Al termine dell’opera il committente ha il diritto/dovere di controllo di conformità e di verifica dei lavori consegnati: tale controllo può essere svolto per mezzo di una persona incaricata che la maggior parte delle volte è rappresentata dal c.d. “direttore dei lavori”. Quest’ultima figura rappresenta il tecnico preposto dal committente alla supervisione/direzione tecnica dei lavori svolti dall’appaltatore. Esso non ha poteri decisionali sul come organizzare il lavoro dell’appaltatore: infatti quest’ultimo deve garantire un risultato che può essere raggiunto anche con strade diverse da quelle indicate dal committente. Nel caso in cui il committente, anche a mezzo del direttore dei lavori, imponga all’appaltatore una modalità di esecuzione dei lavori stessi secondo le proprie direttive, non lasciando spazio a discrezionalità decisionale alcuna all’appaltatore, quest’ultimo non risponde dei vizi dell’opera che si siano verificati proprio per le modalità di esecuzione errate imposte dal committente, così come non risponderà dei danni provocati a terzi verificatisi proprio a causa delle direttive imposte dal committente il quale in condizioni normali non risponderebbe dei danni a terzi provocati dall’appaltatore. E’ in capo all’appaltatore, naturalmente, dimostrare tali imposizioni ovvero che per fatto del committente non abbia avuto altra scelta se non quella di eseguire i lavori così come imposti e con le modalità imposte dal committente stesso.

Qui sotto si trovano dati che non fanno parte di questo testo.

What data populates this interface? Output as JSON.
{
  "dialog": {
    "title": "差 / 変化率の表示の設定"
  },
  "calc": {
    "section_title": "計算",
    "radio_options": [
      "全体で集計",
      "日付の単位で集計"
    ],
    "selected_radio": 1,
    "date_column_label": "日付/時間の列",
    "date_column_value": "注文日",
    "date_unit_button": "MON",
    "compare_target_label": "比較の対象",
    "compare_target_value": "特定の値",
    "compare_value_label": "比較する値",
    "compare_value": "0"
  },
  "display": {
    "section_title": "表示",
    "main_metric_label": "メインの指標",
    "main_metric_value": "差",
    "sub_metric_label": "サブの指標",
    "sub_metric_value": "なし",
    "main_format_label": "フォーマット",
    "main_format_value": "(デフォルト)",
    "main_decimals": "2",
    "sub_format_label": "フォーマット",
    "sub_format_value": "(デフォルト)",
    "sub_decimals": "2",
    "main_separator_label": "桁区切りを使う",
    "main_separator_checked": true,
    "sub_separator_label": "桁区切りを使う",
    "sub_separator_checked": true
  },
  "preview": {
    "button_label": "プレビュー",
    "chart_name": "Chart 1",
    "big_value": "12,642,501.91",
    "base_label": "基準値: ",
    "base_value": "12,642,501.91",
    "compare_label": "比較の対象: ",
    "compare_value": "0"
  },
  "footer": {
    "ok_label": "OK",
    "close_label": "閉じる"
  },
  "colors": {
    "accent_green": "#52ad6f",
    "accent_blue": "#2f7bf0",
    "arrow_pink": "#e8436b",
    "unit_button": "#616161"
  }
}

“Qualora dall’opera appaltata (nella specie, costruzione di edificio) siano derivati, per manchevolezze di progettazione e vizi di esecuzione, danni a terzi, e di tali danni debbano solidalmente rispondere il committente e l’appaltatore, l’indagine diretta a stabilire colpe e la graduazione del relativo onere risarcitorio, non può essere risolta in senso favorevole al committente, con riguardo ai danni all’esecuzione dell’opera medesima, per il solo fatto che una clausola del contratto ne preveda l’esonero da ogni responsabilità, a fronte dell’impegno dell’appaltatore di adottare tutte le cautele necessarie ad evitare pregiudizi ai terzi, atteso che, pur in presenza di una siffatta clausola (la cui validità resta soggetta ai limiti fissati dall’art. 1229 c.c.) non può essere esclusa l’addebitabilità al committente di quelle modalità esecutive corrispondenti a disposizioni tassative impartite tramite il direttore dei lavori, che esorbitino dall’esercizio di un mero potere di controllo e siano riconducibili ad una penetrante ingerenza del committente incompatibile con l’autonomia dell’appaltatore (Cass. Civ., 29 maggio 1984, n. 3280)”.
Allo stesso modo sarà il committente responsabile dei danni a terzi provocati dai lavori dell’appaltatore quando “…………omissis, pur essendo l’attività espletata dall’appaltatore, il committente abbia esercitato un penetrante potere di controllo e sorveglianza sull’altrui operato (Cass., 29 maggio 1984, n. 3288)”
Un altro breve cenno merita il c.d. direttore dei lavori: “Negli appalti di opere edilizie la figura del direttore dei lavori per conto dell’appaltatore è diversa da quella del direttore dei lavori per conto del committente: il primo, quale collaboratore professionale dell’imprenditore, ha il dovere di provvedere, dal punto di vista tecnico, all’esecuzione dell’opera, organizzando l’attività necessaria, con la sua responsabilità per danni causati a terzi per l’imprudente o difettoso svolgimento dei lavori; il secondo ha soltanto il compito di controllare la corrispondenza dell’opera al progetto, rispondendo dell’adempimento di tale obbligo solo verso il committente a norma dell’art. 2236 c.c., e, peraltro, ove abbia esercitato il compito suddetto, non può essere ritenuto responsabile con l’appaltatore dei danni derivati al committente dalla difettosa esecuzione dell’opera e dall’imprudente svolgimento dei lavori diretti al compimento di essa (Cass. Civ., 9 maggio 1980, n. 3051)”. Si veda anche Cass. Civ., 1 febbraio 1994, n. 967.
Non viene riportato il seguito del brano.